The high court’s 4-2 ruling found that the 2005 law that caps non-economic medical malpractice damages for plaintiffs at $500,000 for doctors and $1 million for hospitals impeded juries’ constitutional powers to award settlements in civil cases.
The Democratic-led state Legislature passed the law, aimed at lowering medical malpractice insurance rates that were blamed for driving doctors out of the state.
But justices said the 2005 law was “facially invalid on separation of powers grounds,” meaning that the justices felt that the state Legislature overstepped its constitutional bounds by constraining the judicial branch of government.
Chief Justice Thomas Fitzgerald delivered the majority opinion. He also said the $500,000 limit on noneconomic damages is arbitrary.
“Although agreeing with the defendants that noneconomic damages are difficult to assess, we determined that such difficulty was not alleviated by imposing an arbitrary damages limitation in all cases, without regard to the facts or circumstances,” Fitzgerald wrote.
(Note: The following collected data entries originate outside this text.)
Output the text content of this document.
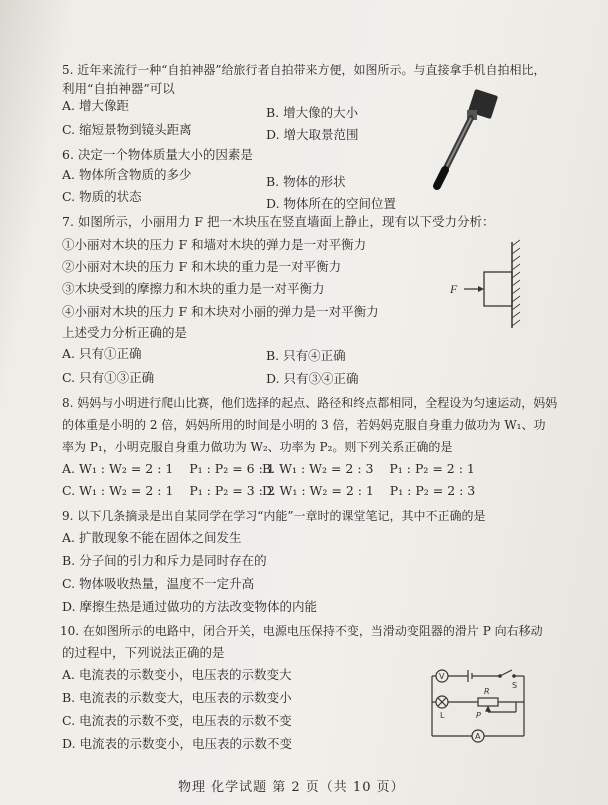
5. 近年来流行一种“自拍神器”给旅行者自拍带来方便，如图所示。与直接拿手机自拍相比，
利用“自拍神器”可以
A. 增大像距	B. 增大像的大小
C. 缩短景物到镜头距离	D. 增大取景范围
6. 决定一个物体质量大小的因素是
A. 物体所含物质的多少	B. 物体的形状
C. 物质的状态	D. 物体所在的空间位置
7. 如图所示，小丽用力 F 把一木块压在竖直墙面上静止，现有以下受力分析：
①小丽对木块的压力 F 和墙对木块的弹力是一对平衡力
②小丽对木块的压力 F 和木块的重力是一对平衡力
③木块受到的摩擦力和木块的重力是一对平衡力
④小丽对木块的压力 F 和木块对小丽的弹力是一对平衡力
上述受力分析正确的是
A. 只有①正确	B. 只有④正确
C. 只有①③正确	D. 只有③④正确
F
8. 妈妈与小明进行爬山比赛，他们选择的起点、路径和终点都相同，全程设为匀速运动，妈妈
的体重是小明的 2 倍，妈妈所用的时间是小明的 3 倍，若妈妈克服自身重力做功为 W₁、功
率为 P₁，小明克服自身重力做功为 W₂、功率为 P₂。则下列关系正确的是
A. W₁ : W₂ = 2 : 1    P₁ : P₂ = 6 : 1
B. W₁ : W₂ = 2 : 3    P₁ : P₂ = 2 : 1
C. W₁ : W₂ = 2 : 1    P₁ : P₂ = 3 : 2
D. W₁ : W₂ = 2 : 1    P₁ : P₂ = 2 : 3
9. 以下几条摘录是出自某同学在学习“内能”一章时的课堂笔记，其中不正确的是
A. 扩散现象不能在固体之间发生
B. 分子间的引力和斥力是同时存在的
C. 物体吸收热量，温度不一定升高
D. 摩擦生热是通过做功的方法改变物体的内能
10. 在如图所示的电路中，闭合开关，电源电压保持不变，当滑动变阻器的滑片 P 向右移动
的过程中，下列说法正确的是
A. 电流表的示数变小，电压表的示数变大
B. 电流表的示数变大，电压表的示数变小
C. 电流表的示数不变，电压表的示数不变
D. 电流表的示数变小，电压表的示数不变
V
S
R
L	P
A
物理 化学试题 第 2 页（共 10 页）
In the ruling, Fitzgerald was cold to the argument that similar caps are in place in other states, including California where medical malpractice damage caps have been in place — and withstood challenges — for more than three decades.
“That ‘everybody is doing it,’ is hardly a litmus test for the constitutionality of the statute,” the ruling said. “We are also not persuaded by defendants’ argument that the circuit court’s judgment should be reversed because courts of other states, which have considered whether a limitation on noneconomic damages violates separation of powers, have rejected this argument.”
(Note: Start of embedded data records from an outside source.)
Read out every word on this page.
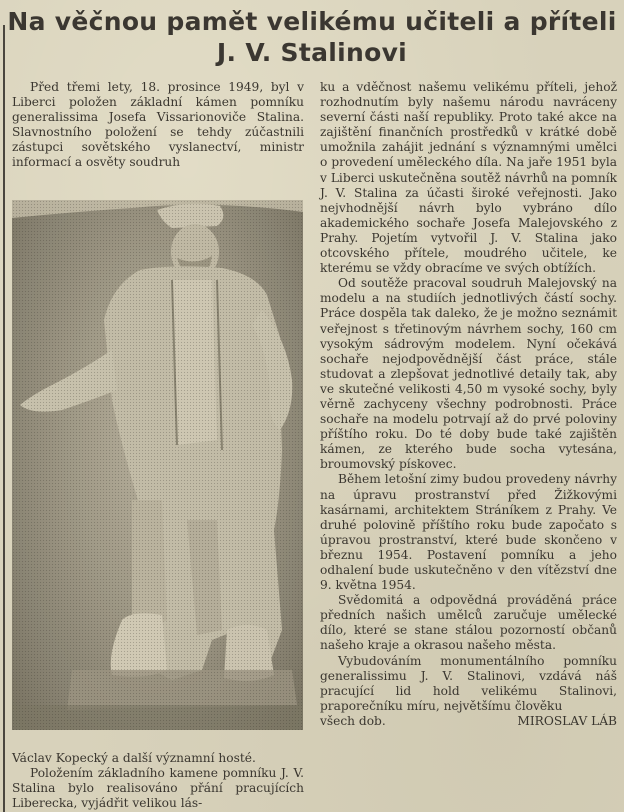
Na věčnou pamět velikému učiteli a příteli
J. V. Stalinovi

Před třemi lety, 18. prosince 1949, byl v Liberci položen základní kámen pomníku generalissima Josefa Vissarionoviče Stalina. Slavnostního položení se tehdy zúčastnili zástupci sovětského vyslanectví, ministr informací a osvěty soudruh

Václav Kopecký a další významní hosté.

Položením základního kamene pomníku J. V. Stalina bylo realisováno přání pracujících Liberecka, vyjádřit velikou lás-

ku a vděčnost našemu velikému příteli, jehož rozhodnutím byly našemu národu navráceny severní části naší republiky. Proto také akce na zajištění finančních prostředků v krátké době umožnila zahájit jednání s významnými umělci o provedení uměleckého díla. Na jaře 1951 byla v Liberci uskutečněna soutěž návrhů na pomník J. V. Stalina za účasti široké veřejnosti. Jako nejvhodnější návrh bylo vybráno dílo akademického sochaře Josefa Malejovského z Prahy. Pojetím vytvořil J. V. Stalina jako otcovského přítele, moudrého učitele, ke kterému se vždy obracíme ve svých obtížích.

Od soutěže pracoval soudruh Malejovský na modelu a na studiích jednotlivých částí sochy. Práce dospěla tak daleko, že je možno seznámit veřejnost s třetinovým návrhem sochy, 160 cm vysokým sádrovým modelem. Nyní očekává sochaře nejodpovědnější část práce, stále studovat a zlepšovat jednotlivé detaily tak, aby ve skutečné velikosti 4,50 m vysoké sochy, byly věrně zachyceny všechny podrobnosti. Práce sochaře na modelu potrvají až do prvé poloviny příštího roku. Do té doby bude také zajištěn kámen, ze kterého bude socha vytesána, broumovský pískovec.

Během letošní zimy budou provedeny návrhy na úpravu prostranství před Žižkovými kasárnami, architektem Stráníkem z Prahy. Ve druhé polovině příštího roku bude započato s úpravou prostranství, které bude skončeno v březnu 1954. Postavení pomníku a jeho odhalení bude uskutečněno v den vítězství dne 9. května 1954.

Svědomitá a odpovědná prováděná práce předních našich umělců zaručuje umělecké dílo, které se stane stálou pozorností občanů našeho kraje a okrasou našeho města.

Vybudováním monumentálního pomníku generalissimu J. V. Stalinovi, vzdává náš pracující lid hold velikému Stalinovi, praporečníku míru, největšímu člověku

všech dob.	MIROSLAV LÁB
The law limits non-economic damages, such as pain and suffering. It does not, however, limit actual damages, such as medical expenses and lost wages.
“Without a cap on non-economic damages from 1997 to 2005, Chicago physicians saw their liability premiums increase an average of 10 to 12 percent each year,” Dr. James Rohack, the president of the American Medical Association, said in a statement after the ruling. “When the cap was reinstated in 2005, premiums for Chicago physicians stabilized and even began to shrink.”
The decision was hailed by the Illinois trial bar, which represents plaintiffs’ lawyers.
“Our health care system is reeling and rather than trying to fix it, insurance companies across the country have tried to divert attention from the real reforms that would improve access and care,” said Illinois Trial Lawyers Association President Peter Flowers. “With this decision, we can now focus on the real issue — providing meaningful insurance reform that will keep costs down for doctors and patients alike, and ensure access to quality care for every resident in the state.”
The case heard by the Illinois Supreme Court centered on the severe disability of a young girl, Abigaile Lebron, who suffered a brain injury as she was being delivered by a doctor and nurse at Gottlieb Memorial Hospital in the Chicago-area.
The original lawsuit was filed in Cook County, where in 2007 Judge Joan Larsen ruled that medical malpractice lawsuit caps are unconstitutional.
In 2008, Illinois Supreme Court justices heard oral arguments in case, LeBron v. Gottlieb Memorial Hospital. The high court had indicated its decision in the case would be filed in December, but later withdrew it from the list of opinions to be released.